For a sample of $N$ observed $x_i$'s drawn from the distribution, the likelihood function is given by:
$$L(\lambda) = \prod_{i=1}^{N} f(x_i; \lambda) = \prod_{i=1}^{N} \lambda e^{-\lambda x_i} = \lambda^N \exp(-\lambda \sum_{i=1}^{N} x_i)$$
taking logarithms, we get the log-likelihood function:
$$\ell(\lambda) = \log L(\lambda) = N \log \lambda - \lambda \sum_{i=1}^{N} x_i$$
where $\sum_{i=1}^{N} x_i$ is the sum of the observed values.

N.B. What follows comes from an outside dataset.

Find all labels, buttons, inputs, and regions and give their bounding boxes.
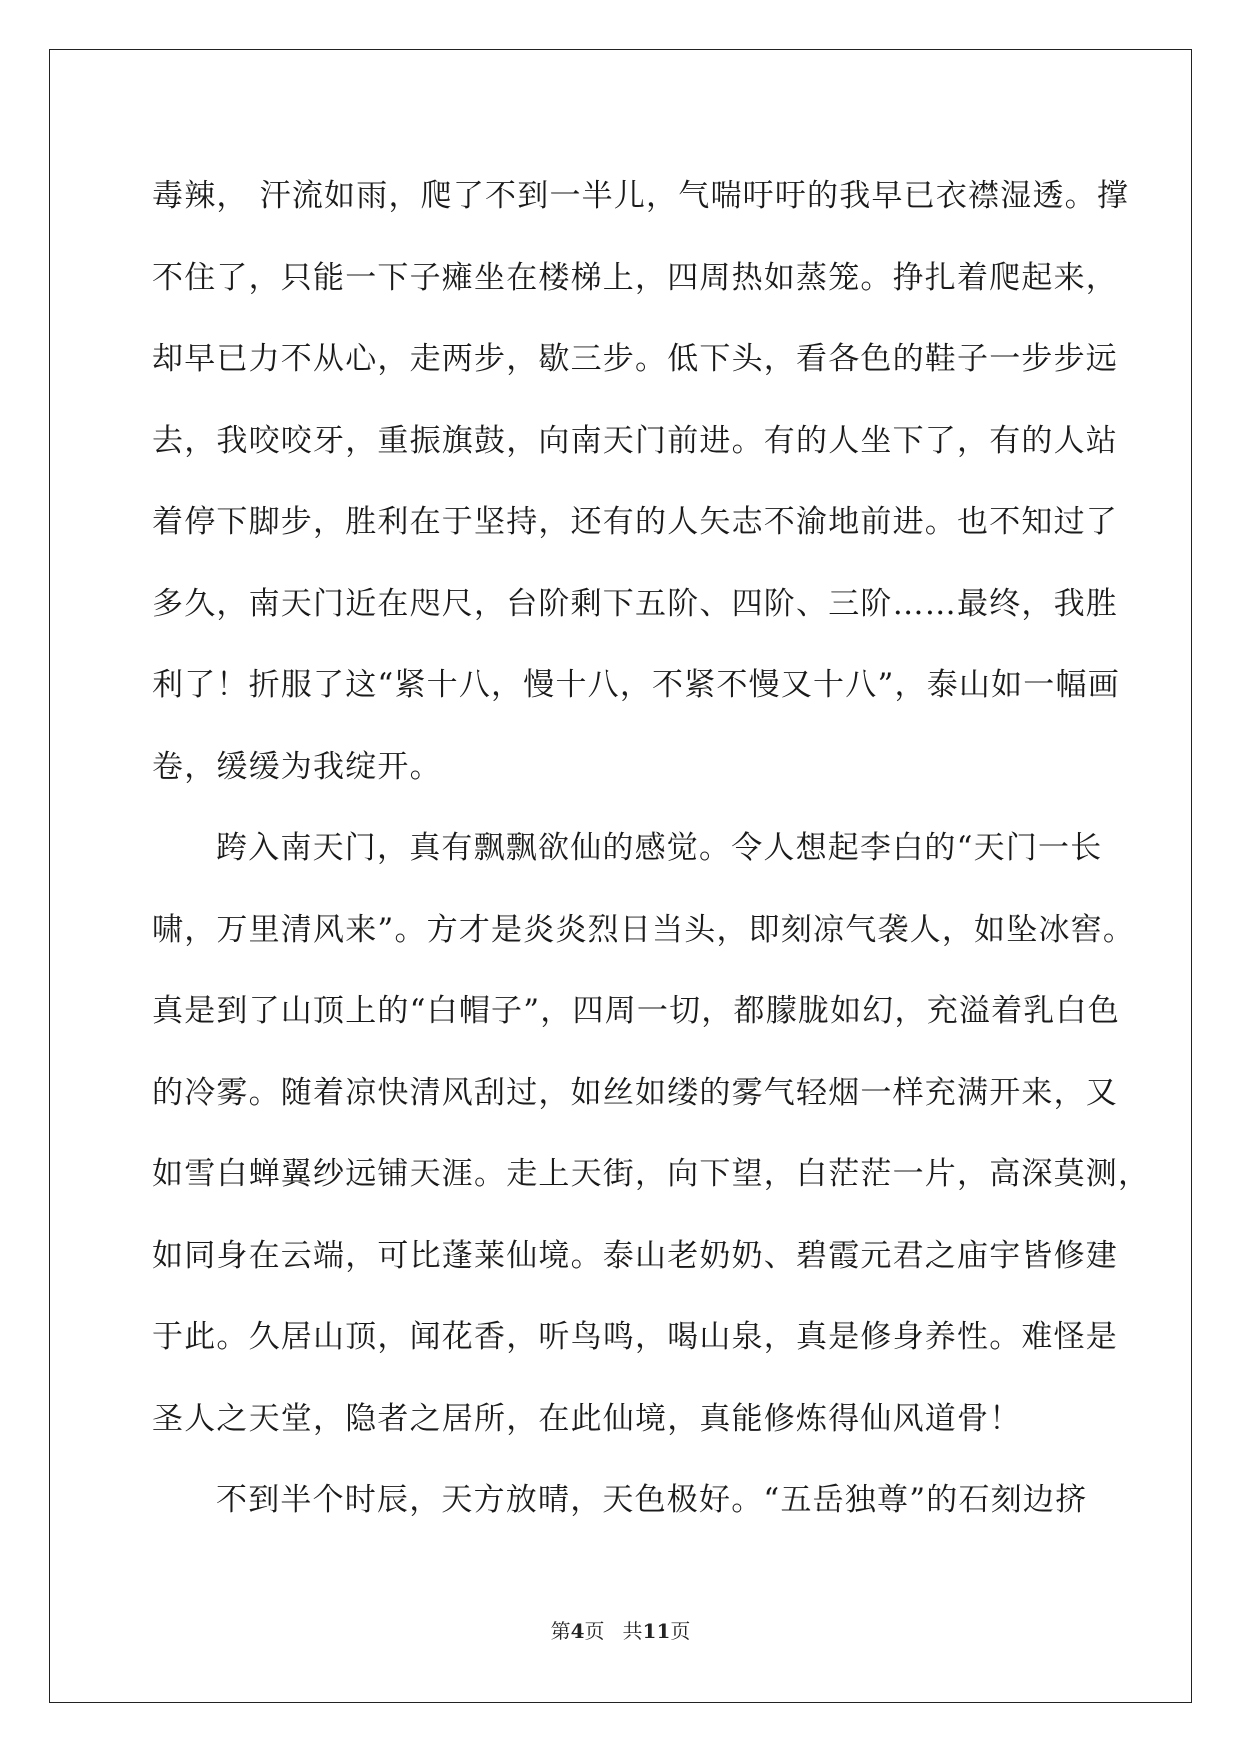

### (b) Maximum Likelihood Estimation of $\lambda$

The first order condition is given by:
$$\frac{\partial \ell(\lambda)}{\partial \lambda} = \frac{N}{\lambda} - \sum_{i=1}^{N} x_i = 0 \implies \frac{N}{\lambda} = \sum_{i=1}^{N} x_i.$$
From which the maximum likelihood estimator (MLE) turns out to be:
$$\hat{\lambda} = \frac{N}{\sum_{i=1}^{N} x_i}$$
Note that the right hand side (RHS) is defined because none of the $x_i$'s are exactly $0$ (in fact, with probability $0$ or when $\lambda \to \infty$).
In practice, however, rounding errors or numerical accuracies can lead to $x_i = 0$,
so we must carefully inspect the sample before applying the estimator.

### (c) Asymptotic Variance of MLE

We know that as $N \to \infty$, the MLE is distributed as:
$$\hat{\theta} \xrightarrow{d} N(\theta_0, [I(\theta_0)]^{-1})$$
where $I(\theta_0)$ is the Fisher information matrix evaluated at $\theta_0$, which is
for now assumed to be known a priori.
Hence, the _asymptotic variance_ of the MLE, which in the multivariate case is a variance-covariance matrix, is given by
$I(\theta_0)^{-1}$.
The calculation of the variance is thus a simple (matrix) inversion of the Fisher information matrix.

Further, the cramer-rao lower bound (CRLB) states that the variance of any unbiased estimator $\hat{\theta}$
is bounded by the inverse of the Fisher information matrix:
$$\text{Var}(\hat{\theta}) \geq I(\theta_0)^{-1}$$
the right-hand side of which is the _asymptotic variance_ of the MLE.
This can be used to place a best-case, or lower bound, on the variance of our MLE estimator.